Rosko was part of a goofy culture of cocktails that thrived in the middle of the last century. My grandparents also had a clock that read “No Drinking Until After 5” and on which every number was a “5.” This was the era of coasters and cocktail napkins featuring pink elephants with stars circling around their heads, which I interpreted to be the universal symbol of inebriation. At the homes of my parents’ friends, I saw two-foot-high street lamps topped by globes that read “BAR,” and below which were slouched and sodden figures in Charlie Chaplin-esque outfits, sometimes with X’s for eyes. At night, we’d watch The Andy Griffith Show, and my favorite moments were when Otis Campbell, Mayberry’s town drunk, appeared—in the words of uptight deputy Barney Fife—“smashed, buzzed, tiddly, gassed, off the wagon and back on the sauce, or just plain drunk.”
So why is having a Battery Powered Bartender essential to the home bar? Because it’s what separates home bartending from professional bartending.
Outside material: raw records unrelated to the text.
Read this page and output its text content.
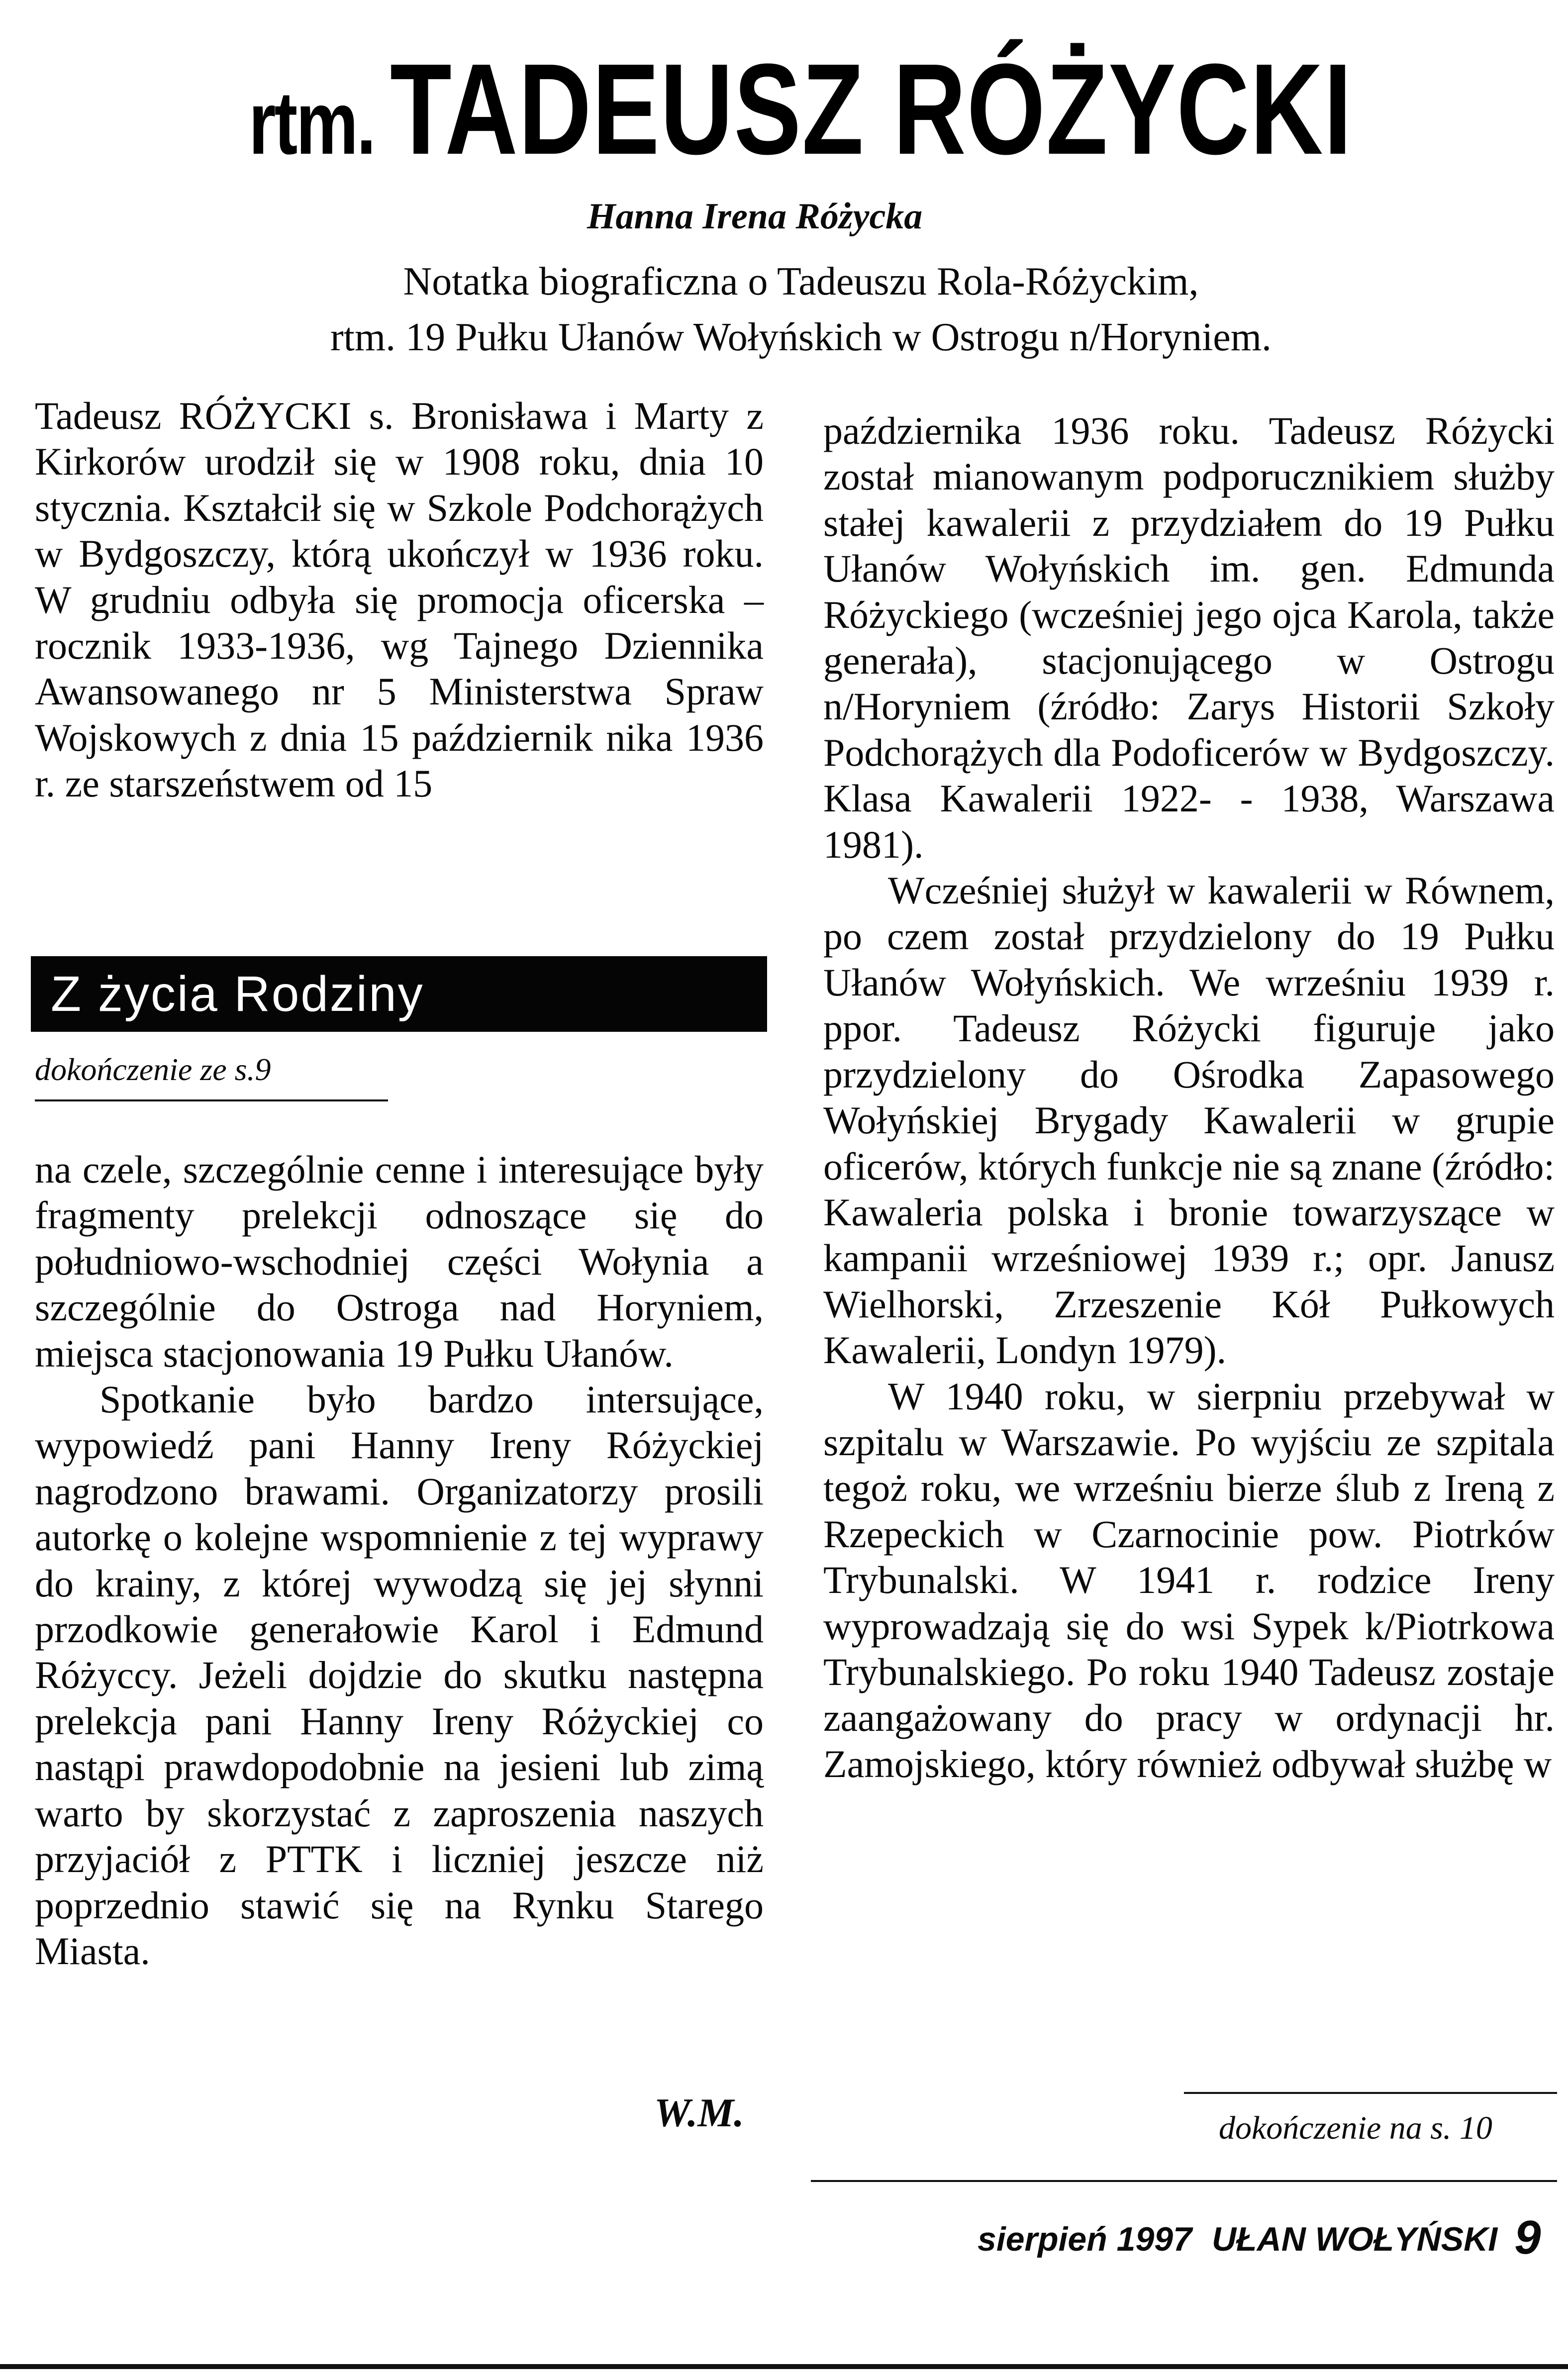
rtm. TADEUSZ RÓŻYCKI
Hanna Irena Różycka
Notatka biograficzna o Tadeuszu Rola-Różyckim,
rtm. 19 Pułku Ułanów Wołyńskich w Ostrogu n/Horyniem.

Tadeusz RÓŻYCKI s. Bronisława i Marty z Kirkorów urodził się w 1908 roku, dnia 10 stycznia. Kształcił się w Szkole Podchorążych w Bydgoszczy, którą ukończył w 1936 roku. W grudniu odbyła się promocja oficerska – rocznik 1933-1936, wg Tajnego Dziennika Awansowanego nr 5 Ministerstwa Spraw Wojskowych z dnia 15 październik nika 1936 r. ze starszeństwem od 15

Z życia Rodziny
dokończenie ze s.9

na czele, szczególnie cenne i interesujące były fragmenty prelekcji odnoszące się do południowo-wschodniej części Wołynia a szczególnie do Ostroga nad Horyniem, miejsca stacjonowania 19 Pułku Ułanów.

Spotkanie było bardzo intersujące, wypowiedź pani Hanny Ireny Różyckiej nagrodzono brawami. Organizatorzy prosili autorkę o kolejne wspomnienie z tej wyprawy do krainy, z której wywodzą się jej słynni przodkowie generałowie Karol i Edmund Różyccy. Jeżeli dojdzie do skutku następna prelekcja pani Hanny Ireny Różyckiej co nastąpi prawdopodobnie na jesieni lub zimą warto by skorzystać z zaproszenia naszych przyjaciół z PTTK i liczniej jeszcze niż poprzednio stawić się na Rynku Starego Miasta.

W.M.

października 1936 roku. Tadeusz Różycki został mianowanym podporucznikiem służby stałej kawalerii z przydziałem do 19 Pułku Ułanów Wołyńskich im. gen. Edmunda Różyckiego (wcześniej jego ojca Karola, także generała), stacjonującego w Ostrogu n/Horyniem (źródło: Zarys Historii Szkoły Podchorążych dla Podoficerów w Bydgoszczy. Klasa Kawalerii 1922- - 1938, Warszawa 1981).

Wcześniej służył w kawalerii w Równem, po czem został przydzielony do 19 Pułku Ułanów Wołyńskich. We wrześniu 1939 r. ppor. Tadeusz Różycki figuruje jako przydzielony do Ośrodka Zapasowego Wołyńskiej Brygady Kawalerii w grupie oficerów, których funkcje nie są znane (źródło: Kawaleria polska i bronie towarzyszące w kampanii wrześniowej 1939 r.; opr. Janusz Wielhorski, Zrzeszenie Kół Pułkowych Kawalerii, Londyn 1979).

W 1940 roku, w sierpniu przebywał w szpitalu w Warszawie. Po wyjściu ze szpitala tegoż roku, we wrześniu bierze ślub z Ireną z Rzepeckich w Czarnocinie pow. Piotrków Trybunalski. W 1941 r. rodzice Ireny wyprowadzają się do wsi Sypek k/Piotrkowa Trybunalskiego. Po roku 1940 Tadeusz zostaje zaangażowany do pracy w ordynacji hr. Zamojskiego, który również odbywał służbę w

dokończenie na s. 10
sierpień 1997 UŁAN WOŁYŃSKI 9
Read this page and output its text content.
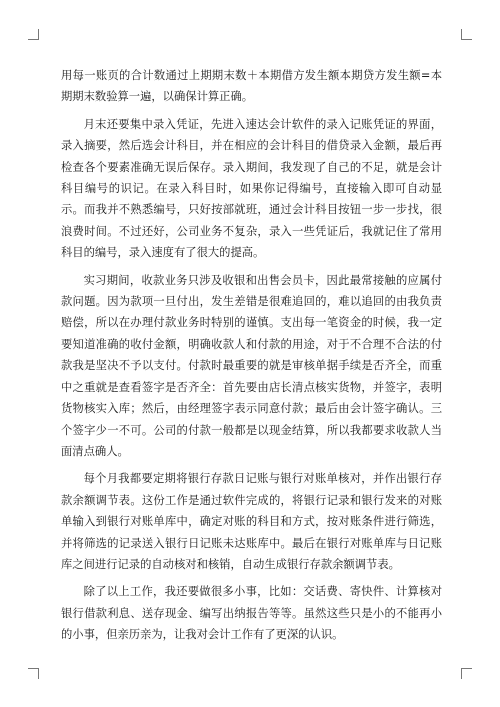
用每一账页的合计数通过上期期末数＋本期借方发生额本期贷方发生额=本期期末数验算一遍，以确保计算正确。

月末还要集中录入凭证，先进入速达会计软件的录入记账凭证的界面，录入摘要，然后选会计科目，并在相应的会计科目的借贷录入金额，最后再检查各个要素准确无误后保存。录入期间，我发现了自己的不足，就是会计科目编号的识记。在录入科目时，如果你记得编号，直接输入即可自动显示。而我并不熟悉编号，只好按部就班，通过会计科目按钮一步一步找，很浪费时间。不过还好，公司业务不复杂，录入一些凭证后，我就记住了常用科目的编号，录入速度有了很大的提高。

实习期间，收款业务只涉及收银和出售会员卡，因此最常接触的应属付款问题。因为款项一旦付出，发生差错是很难追回的，难以追回的由我负责赔偿，所以在办理付款业务时特别的谨慎。支出每一笔资金的时候，我一定要知道准确的收付金额，明确收款人和付款的用途，对于不合理不合法的付款我是坚决不予以支付。付款时最重要的就是审核单据手续是否齐全，而重中之重就是查看签字是否齐全：首先要由店长清点核实货物，并签字，表明货物核实入库；然后，由经理签字表示同意付款；最后由会计签字确认。三个签字少一不可。公司的付款一般都是以现金结算，所以我都要求收款人当面清点确人。

每个月我都要定期将银行存款日记账与银行对账单核对，并作出银行存款余额调节表。这份工作是通过软件完成的，将银行记录和银行发来的对账单输入到银行对账单库中，确定对账的科目和方式，按对账条件进行筛选，并将筛选的记录送入银行日记账未达账库中。最后在银行对账单库与日记账库之间进行记录的自动核对和核销，自动生成银行存款余额调节表。

除了以上工作，我还要做很多小事，比如：交话费、寄快件、计算核对银行借款利息、送存现金、编写出纳报告等等。虽然这些只是小的不能再小的小事，但亲历亲为，让我对会计工作有了更深的认识。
It’s a herky-jerky reminder that you don’t need shirt garters and cuff protectors and etched mixing glasses from Japan to do it properly.
But in an era when the bar scene has become more professional and serious about itself, home bartending has remained much as it has for a half-century, when my grandparents were mixing up Canadian Club highballs and hauling out the Battery Powered Bartender to remind everyone—including any kids who might be in the room—that social tippling at home is neither science nor art, but a form of social entertainment, a way that families and friends can connect.
So you can have your elaborate outdoor kitchens clad in slate and state-of-the-art home theaters. I’ll take a simple alcove bar equipped with a toy bartender who has smoke coming out of his ears any day.